Metadata-Version: 2.1
Name: WTHMDA
Version: 0.0.4
Summary: WTHMDA
Home-page: https://github.com/qdu-bioinfo/WTHMDA
Author: qdu-bioinfo
Author-email: suxq@qdu.edu.cn
License: UNKNOWN
Platform: UNKNOWN
Classifier: Programming Language :: Python :: 3
Classifier: License :: OSI Approved :: MIT License
Classifier: Operating System :: OS Independent
Requires-Python: >=3.6
Description-Content-Type: text/markdown

# **WTHMDA**

## Contents

- [Introduction](#introduction)
- [Package requirement](#package-requirement)
- [Installation](#installation)
- [Data preprocess](#model-training)
- [Model training and prediction ](#classification )
- [Citation](#citation)
- [Contact](#contact)

## Introduction

In this study, we propose a novel deep learning framework named WTHMDA (Weighted Taxonomic Heterogeneous-network based Microbe-Disease Association), which leverages a weighted graph convolution network and microbial taxonomy common tree for microbe-disease association prediction.

## Package requirement

- torch==1.9.0
- dgl==0.9.1
- ete3==3.1.3
- gensim==4.0.1

## Installation

```
setup.py
```

Then all tools are located at ‘bin’ folder:

get_disease_feature.py // To generate disease feature utilizing weighted Deepwalk

get_microbe_feature.py // To generate microbe feature utilizing weightedDeepwalk

get_edges.py // To generate directed microbe links and four types of weighted microbe ontological similarities

WTHMDA_run.py // For model training and prediction

## Data preprocess

To generate disease feature utilizing weighted Deepwalk, one file are required as input including integrated disease functional similarities.  
a. integrated disease functional similarities (required)

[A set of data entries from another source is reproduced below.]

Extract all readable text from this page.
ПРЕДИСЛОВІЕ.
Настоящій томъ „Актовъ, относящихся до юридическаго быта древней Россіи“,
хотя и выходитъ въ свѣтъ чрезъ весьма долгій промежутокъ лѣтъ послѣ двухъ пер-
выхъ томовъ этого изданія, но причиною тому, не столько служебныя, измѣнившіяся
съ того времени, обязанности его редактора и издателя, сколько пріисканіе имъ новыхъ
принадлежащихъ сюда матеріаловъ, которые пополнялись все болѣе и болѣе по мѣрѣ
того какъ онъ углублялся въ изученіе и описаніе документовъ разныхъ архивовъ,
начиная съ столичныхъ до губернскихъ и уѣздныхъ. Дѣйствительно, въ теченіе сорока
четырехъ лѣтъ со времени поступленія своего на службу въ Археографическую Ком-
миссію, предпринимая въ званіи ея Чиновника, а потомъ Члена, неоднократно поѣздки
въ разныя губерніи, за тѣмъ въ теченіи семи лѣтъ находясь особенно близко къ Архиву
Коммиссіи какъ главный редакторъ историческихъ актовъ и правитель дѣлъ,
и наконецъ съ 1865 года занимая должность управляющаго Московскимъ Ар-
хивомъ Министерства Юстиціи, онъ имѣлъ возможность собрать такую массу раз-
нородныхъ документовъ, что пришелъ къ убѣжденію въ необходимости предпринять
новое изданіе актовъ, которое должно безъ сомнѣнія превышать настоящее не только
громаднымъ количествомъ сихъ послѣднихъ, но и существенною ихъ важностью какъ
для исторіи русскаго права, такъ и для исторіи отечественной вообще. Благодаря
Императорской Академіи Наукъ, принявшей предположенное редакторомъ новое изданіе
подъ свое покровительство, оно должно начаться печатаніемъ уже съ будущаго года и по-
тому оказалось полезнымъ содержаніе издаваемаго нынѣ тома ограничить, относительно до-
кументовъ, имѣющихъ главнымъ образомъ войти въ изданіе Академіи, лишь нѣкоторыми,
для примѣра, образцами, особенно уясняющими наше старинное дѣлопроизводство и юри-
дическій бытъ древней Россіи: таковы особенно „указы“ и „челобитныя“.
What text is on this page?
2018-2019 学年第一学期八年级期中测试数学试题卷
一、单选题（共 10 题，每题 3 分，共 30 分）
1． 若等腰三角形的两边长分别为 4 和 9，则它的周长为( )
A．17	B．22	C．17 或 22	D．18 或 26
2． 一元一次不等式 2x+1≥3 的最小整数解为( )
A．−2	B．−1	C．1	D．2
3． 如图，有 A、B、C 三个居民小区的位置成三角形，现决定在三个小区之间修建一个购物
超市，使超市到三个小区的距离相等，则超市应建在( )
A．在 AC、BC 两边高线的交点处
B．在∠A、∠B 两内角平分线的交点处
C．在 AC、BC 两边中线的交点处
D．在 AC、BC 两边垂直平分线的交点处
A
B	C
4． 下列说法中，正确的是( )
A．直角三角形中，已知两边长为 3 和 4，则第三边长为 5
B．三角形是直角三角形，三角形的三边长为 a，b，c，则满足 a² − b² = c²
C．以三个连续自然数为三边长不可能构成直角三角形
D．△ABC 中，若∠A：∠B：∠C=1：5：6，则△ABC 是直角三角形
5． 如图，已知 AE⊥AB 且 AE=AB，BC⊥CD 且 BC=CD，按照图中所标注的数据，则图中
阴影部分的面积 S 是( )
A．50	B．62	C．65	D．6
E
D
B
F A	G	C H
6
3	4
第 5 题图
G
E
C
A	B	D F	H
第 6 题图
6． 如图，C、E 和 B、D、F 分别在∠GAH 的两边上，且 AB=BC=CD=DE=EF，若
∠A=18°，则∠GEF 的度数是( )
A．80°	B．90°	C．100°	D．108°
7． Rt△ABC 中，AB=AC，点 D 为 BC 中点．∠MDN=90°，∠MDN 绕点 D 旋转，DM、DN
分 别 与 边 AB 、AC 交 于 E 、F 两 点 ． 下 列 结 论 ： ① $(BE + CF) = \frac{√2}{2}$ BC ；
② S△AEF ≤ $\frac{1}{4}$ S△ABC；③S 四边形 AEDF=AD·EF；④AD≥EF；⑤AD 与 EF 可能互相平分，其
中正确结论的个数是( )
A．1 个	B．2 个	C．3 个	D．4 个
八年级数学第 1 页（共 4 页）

| 1    | 0.21 | 0.52 | 0.11 |
| ---- | ---- | ---- | ---- |
| 0.21 | 1    | 0    | 0.44 |
| 0.52 | 0    | 1    | 0.87 |
| 0.11 | 0.44 | 0.87 | 1    |

You can specify the integrated disease functional similarities path (D_feat_path) as input.

```
from WTHMDA2.example.get_disease_feature import get_disease_feature

get_disease_feature(D_feat_path)
```

To generate microbe feature utilizing weighted Deepwalk, one file are required as input including integrated microbe functional similarities.
a. integrated microbe functional similarities (required)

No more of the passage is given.